How can data taste good?
Let’s start with what we know about how to “Make food taste good” and then we can understand how the same principles are useful for Data Quality.
A long, long time ago in a land far away, we were in the midst of some staffing changes in the kitchen and wanted to codify some of how “Things worked” (in the Sent Sovi kitchen at least).
We came up with this list of 20 “Kitchen Axioms” that were laminated and posted as a nice 5×7 sign in each station, and talked about during our interview process.
If you want to know what it is like to work in a professional kitchen, in the most reductive sense, one could liken it to a daily exercise against entropy.
Fine dining places incredible demands, physical, mental and emotional in all those who are involved. This shared commitment to the guest is what drives excellence in ambitious kitchens. These axioms made that possible for us.
We discussed what is important in order to put all of ourselves into making “Good tasting food” with minimum wasted effort and maximum effect for the guest.

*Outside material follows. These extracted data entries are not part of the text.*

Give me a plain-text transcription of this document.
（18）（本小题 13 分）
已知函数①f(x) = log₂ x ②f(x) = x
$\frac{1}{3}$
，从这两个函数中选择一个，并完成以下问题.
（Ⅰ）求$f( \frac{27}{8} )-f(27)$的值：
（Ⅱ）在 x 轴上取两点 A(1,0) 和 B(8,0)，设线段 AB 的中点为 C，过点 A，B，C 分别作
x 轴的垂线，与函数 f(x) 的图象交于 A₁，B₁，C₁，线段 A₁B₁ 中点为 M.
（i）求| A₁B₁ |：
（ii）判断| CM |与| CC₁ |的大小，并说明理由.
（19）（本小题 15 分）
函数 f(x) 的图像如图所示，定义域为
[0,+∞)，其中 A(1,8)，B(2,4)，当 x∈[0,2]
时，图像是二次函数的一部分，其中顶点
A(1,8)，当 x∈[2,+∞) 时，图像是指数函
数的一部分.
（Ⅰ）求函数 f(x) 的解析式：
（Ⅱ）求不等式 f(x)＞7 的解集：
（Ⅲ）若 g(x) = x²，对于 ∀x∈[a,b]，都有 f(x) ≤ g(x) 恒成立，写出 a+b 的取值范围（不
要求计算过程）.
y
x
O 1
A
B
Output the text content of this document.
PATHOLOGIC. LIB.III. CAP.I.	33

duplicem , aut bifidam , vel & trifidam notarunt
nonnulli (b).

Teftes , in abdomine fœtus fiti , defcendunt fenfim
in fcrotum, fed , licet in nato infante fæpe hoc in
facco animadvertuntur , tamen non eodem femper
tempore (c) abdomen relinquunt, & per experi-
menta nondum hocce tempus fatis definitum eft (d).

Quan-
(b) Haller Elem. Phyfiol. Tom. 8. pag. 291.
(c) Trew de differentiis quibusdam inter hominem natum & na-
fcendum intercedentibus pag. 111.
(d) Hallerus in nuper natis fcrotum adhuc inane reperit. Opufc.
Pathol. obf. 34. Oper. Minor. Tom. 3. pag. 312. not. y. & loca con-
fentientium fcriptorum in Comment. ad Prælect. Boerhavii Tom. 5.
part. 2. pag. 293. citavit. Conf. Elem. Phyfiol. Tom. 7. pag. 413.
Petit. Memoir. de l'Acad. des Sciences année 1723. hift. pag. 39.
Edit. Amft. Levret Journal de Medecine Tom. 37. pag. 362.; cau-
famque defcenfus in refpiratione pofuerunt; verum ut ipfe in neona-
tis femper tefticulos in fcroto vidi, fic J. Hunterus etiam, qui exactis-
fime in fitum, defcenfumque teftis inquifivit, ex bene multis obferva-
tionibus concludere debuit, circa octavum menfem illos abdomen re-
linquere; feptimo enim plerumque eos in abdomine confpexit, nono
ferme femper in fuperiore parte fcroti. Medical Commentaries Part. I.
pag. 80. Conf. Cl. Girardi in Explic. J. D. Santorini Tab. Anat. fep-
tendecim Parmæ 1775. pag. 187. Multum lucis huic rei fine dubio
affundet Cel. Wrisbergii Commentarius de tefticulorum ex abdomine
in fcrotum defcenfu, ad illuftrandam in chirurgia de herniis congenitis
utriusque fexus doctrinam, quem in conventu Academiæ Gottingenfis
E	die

These axioms helped.

These are axioms that beyond statement and axiomatic acceptance, invite further discussion, reflections and reduction to practice.
In short, the business of food is so unforgiving that as a chef and restauranteur, we needed to pull off minor miracles daily in the pursuit of betterment or some days simply continuation of the establishment. One plate at a time, year after year.
As long as one applies these axioms, there is a much higher chance of success and a much more apparent path to recover from minor and major errors as a team.
It is this precise commitment and ownership of ones work outlined in these axioms that that allows (and gives the greatest chance of) the right food at the right time at the right temperature to be delivered to the guests with the right service, utensils, and beverages.
Only then can it “Taste good”.
Data is very much the same way.
Much like every single ingredient in my restaurant, each piece of data has a story to tell. That story may be directly from the “source” or may trace a complicated path through international supply chains and vendor systems.
Like a farmers market haul, data must be cleaned and sorted, prepared and stored. It must be respected. Edge cases must be considered.
Like food, data can reward ingenuity and creativity and punish lax techniques. Therefore, a methodical and disciplined approach to data that encourages asking questions and understanding context is useful as a framework (as in the kitchen Axioms).
Getting the right data to the right place at the right time in the right context (with the right governance and security) is what makes data “Taste good”.
Some people want Excel files, others want csv, S3 buckets or apis. Ketchup, mustard, mayo.
Good data tastes good, make it easy to eat.